My intuition is telling me there is probably a lot more I don't know about the two of them, not sure I need to know all of it, as much as I want to some times, I do know he lied to her just as much as to me. The week before all this was found out , we went out for dinner, and had a nice long night together, he put my hand on his heart and said "you have this forever, since I was 14"..not to be weird and give to much info..but we acted like teens that nigh having sex in his car!...then when he told me everything he said...how could you not know something was wrong????....If thats not a screwed up situation nothing is! the point is I know he lied a lot..to both of us..thats why I feel bad.

Posted
My intuition is telling me there is probably a lot more I don't know about the two of them, not sure I need to know all of it, as much as I want to some times, I do know he lied to her just as much as to me. The week before all this was found out , we went out for dinner, and had a nice long night together, he put my hand on his heart and said "you have this forever, since I was 14"..not to be weird and give to much info..but we acted like teens that nigh having sex in his car!...then when he told me everything he said...how could you not know something was wrong????....If thats not a screwed up situation nothing is! the point is I know he lied a lot..to both of us..thats why I feel bad.

 

That sucks...but it is also an interesting view into the mind of a cheater - and also useful for OW's to read. Seriously, he wonders why you didn't see that anything was wrong, after a night like that?! - and was obviously also telling the OW stories that were opposite to how things really were, if he was saying romantic stuff like that to you.

 

I'd do whatever you feel is right...perhaps do some more thinking - maybe it is still the need for more info you need, or the need to talk to her...think it through then whatever you feel you need, I say just do it.
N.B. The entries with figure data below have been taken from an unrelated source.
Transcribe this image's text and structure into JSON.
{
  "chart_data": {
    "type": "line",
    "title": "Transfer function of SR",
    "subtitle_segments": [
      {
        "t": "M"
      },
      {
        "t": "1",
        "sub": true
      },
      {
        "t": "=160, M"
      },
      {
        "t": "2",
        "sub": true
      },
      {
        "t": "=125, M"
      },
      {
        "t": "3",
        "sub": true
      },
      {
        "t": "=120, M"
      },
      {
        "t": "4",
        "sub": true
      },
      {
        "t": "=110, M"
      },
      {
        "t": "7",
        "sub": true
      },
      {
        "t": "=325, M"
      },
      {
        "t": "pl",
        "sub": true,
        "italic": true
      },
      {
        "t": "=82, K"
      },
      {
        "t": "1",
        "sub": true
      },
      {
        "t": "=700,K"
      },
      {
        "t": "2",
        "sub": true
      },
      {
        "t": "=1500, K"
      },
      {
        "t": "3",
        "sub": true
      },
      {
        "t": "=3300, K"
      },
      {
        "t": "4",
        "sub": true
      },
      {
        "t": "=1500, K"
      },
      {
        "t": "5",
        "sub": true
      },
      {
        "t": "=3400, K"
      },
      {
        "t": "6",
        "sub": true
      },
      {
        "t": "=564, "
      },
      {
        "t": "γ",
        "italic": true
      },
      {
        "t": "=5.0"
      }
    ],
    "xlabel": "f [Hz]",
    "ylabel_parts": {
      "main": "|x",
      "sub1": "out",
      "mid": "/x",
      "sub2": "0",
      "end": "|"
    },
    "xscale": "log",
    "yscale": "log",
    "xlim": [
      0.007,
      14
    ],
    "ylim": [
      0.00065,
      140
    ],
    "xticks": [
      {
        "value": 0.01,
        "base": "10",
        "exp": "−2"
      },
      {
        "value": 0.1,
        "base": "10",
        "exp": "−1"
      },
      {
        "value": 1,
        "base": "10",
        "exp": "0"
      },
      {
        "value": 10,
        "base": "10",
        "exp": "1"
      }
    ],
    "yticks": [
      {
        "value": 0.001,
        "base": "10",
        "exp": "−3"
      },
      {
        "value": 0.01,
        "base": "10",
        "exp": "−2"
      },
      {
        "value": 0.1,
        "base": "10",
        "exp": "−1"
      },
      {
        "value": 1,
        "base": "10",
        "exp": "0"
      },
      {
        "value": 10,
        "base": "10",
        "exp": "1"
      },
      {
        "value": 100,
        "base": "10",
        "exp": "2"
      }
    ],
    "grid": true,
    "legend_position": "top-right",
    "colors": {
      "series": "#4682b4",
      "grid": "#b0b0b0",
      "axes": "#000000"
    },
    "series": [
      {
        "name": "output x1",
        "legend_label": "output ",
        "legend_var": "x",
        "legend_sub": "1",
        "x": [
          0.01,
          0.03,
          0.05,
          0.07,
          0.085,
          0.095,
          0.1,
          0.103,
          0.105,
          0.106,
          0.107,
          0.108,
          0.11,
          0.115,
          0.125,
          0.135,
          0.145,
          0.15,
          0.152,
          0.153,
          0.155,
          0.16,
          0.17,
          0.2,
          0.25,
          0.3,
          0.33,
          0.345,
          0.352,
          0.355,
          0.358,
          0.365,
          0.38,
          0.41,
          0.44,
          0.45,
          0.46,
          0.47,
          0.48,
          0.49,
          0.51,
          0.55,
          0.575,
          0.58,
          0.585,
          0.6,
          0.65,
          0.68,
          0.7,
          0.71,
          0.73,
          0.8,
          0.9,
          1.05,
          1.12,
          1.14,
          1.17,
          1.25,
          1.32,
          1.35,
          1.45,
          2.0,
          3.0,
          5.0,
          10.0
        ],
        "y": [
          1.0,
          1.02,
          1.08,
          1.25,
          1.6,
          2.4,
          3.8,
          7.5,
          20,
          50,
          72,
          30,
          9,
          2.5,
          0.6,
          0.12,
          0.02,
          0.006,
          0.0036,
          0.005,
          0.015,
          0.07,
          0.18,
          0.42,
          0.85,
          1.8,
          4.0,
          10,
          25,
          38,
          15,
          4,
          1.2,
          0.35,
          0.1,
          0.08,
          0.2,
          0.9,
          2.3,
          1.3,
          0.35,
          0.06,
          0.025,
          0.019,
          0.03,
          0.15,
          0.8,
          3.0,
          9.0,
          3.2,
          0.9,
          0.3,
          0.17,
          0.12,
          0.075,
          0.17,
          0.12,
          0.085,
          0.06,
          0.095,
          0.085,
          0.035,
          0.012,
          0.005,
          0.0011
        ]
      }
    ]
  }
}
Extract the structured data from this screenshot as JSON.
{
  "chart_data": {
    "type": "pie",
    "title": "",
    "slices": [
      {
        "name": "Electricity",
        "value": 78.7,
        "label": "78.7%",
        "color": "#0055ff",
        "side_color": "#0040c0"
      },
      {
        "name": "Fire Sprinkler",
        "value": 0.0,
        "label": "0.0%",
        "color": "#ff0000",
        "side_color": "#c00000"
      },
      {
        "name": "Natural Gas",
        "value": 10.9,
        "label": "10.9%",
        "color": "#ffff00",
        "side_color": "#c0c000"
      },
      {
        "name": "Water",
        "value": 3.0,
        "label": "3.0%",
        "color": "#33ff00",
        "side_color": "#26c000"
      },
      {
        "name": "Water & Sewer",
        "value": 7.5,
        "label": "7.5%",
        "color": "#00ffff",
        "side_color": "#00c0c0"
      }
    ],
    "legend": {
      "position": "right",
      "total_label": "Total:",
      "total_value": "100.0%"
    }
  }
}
One last thought - is your intuition possibly flagging something up to you right now...as in, suspecting there might be an OW again? - and you are presuming these feelings are about the old A? Possibly keep your eyes open and see if there is any evidence of anything happening right now as (I hope not, but) I suppose it is possible that another OW might be in the picture.

Posted (edited)

i am the OW, and i have been blamed for the whole A, and i do not see a need for the W to say anything else to me...

 

even 2yrs from now ... let her be, she may not be so forgiving or receptive to you, and you do not need that

 

my question to you is why do you want to stay with this M, i know you have loved him since you were 14, but i bet you loved a lot of things when you were 14, that you really have no use for now and he has hurt you over and over, i am sure you too deserve better and maybe some forgiveness for yourself ... for allowing him to hurt you this way.